Of course he’d say that. Local LEO wants to know who in their town is registered as a caregiver, but that information is denied to them by language of a bill passed by popular vote of the people. An unpopular vote begun by a small group of Senators could change the privacy standards, if an amendment to HB 4210 were to include a provision like that. HB 4210 is the only one of the three bills that actually amends the Act itself, and is the only vehicle for direct change to the language of the MMMA.

 

9. Even caregiver-to-patient transactions?

MCP thinks that all marijuana sold anywhere should have packaging and labels that follow the model established for medibles- including raw cannabis flower, or buds.

The Chiefs of Police: “The current bill provides some provision for labeling dosing and THC levels on medibles… We strongly believe these (medibles packaging) standards also need to be applied to the raw plant base and smokable forms of marijuana as well.”

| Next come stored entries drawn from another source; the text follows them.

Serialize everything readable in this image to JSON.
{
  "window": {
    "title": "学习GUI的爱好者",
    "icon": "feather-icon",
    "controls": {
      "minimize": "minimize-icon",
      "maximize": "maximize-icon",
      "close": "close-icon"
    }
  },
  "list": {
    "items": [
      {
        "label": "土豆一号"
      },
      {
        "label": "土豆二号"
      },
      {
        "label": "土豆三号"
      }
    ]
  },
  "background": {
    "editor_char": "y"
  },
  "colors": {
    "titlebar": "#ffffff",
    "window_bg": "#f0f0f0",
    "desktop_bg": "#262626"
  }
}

Later testimony included references to holding individual caregivers to the same standards the commercial producers are being asked to honor. Caregivers don’t have money for a seed-to-sale tracking system, nor do they need to label cannabis packaged for their patient to consume.

 

10. Ratios Are Out Of Whack

MCP believe there needs to be a total redo on the “conversion rate” included in the bills, not relying on weight and volume to define how much a patient can legally possess at any given time.

“Instead of weight we should consider THC quantity,” Denner suggested, perhaps forgetting that she herself testified in front of multiple legislative bodies saying the Michigan State Police Crime Lab cannot determine the volume of THC contained in any sample of medible or concentrate, only that there is THC there.

Way to ask for a standard that you freely admit you cannot attain.

11. The MSP wants to dictate your business model

Controlling the nature of marijuana distribution is essential to the happiness of the MSP. Their first order of business: NO DELIVERY SERVICES.

“This is Non-Negotiable,” Denner said. “Transportation should only be allowed between licensed facilities.” She later added, ”There is no delivery from a dispensary to a patient’s home… this is where the caregivers would come in.”

Denner said the MSP wants to prohibit Internet sales, ramp up penalties for violators of HB 4209’s new laws, cap the number of licenses available across the state and use the tobacco tax as a model for dispensary law.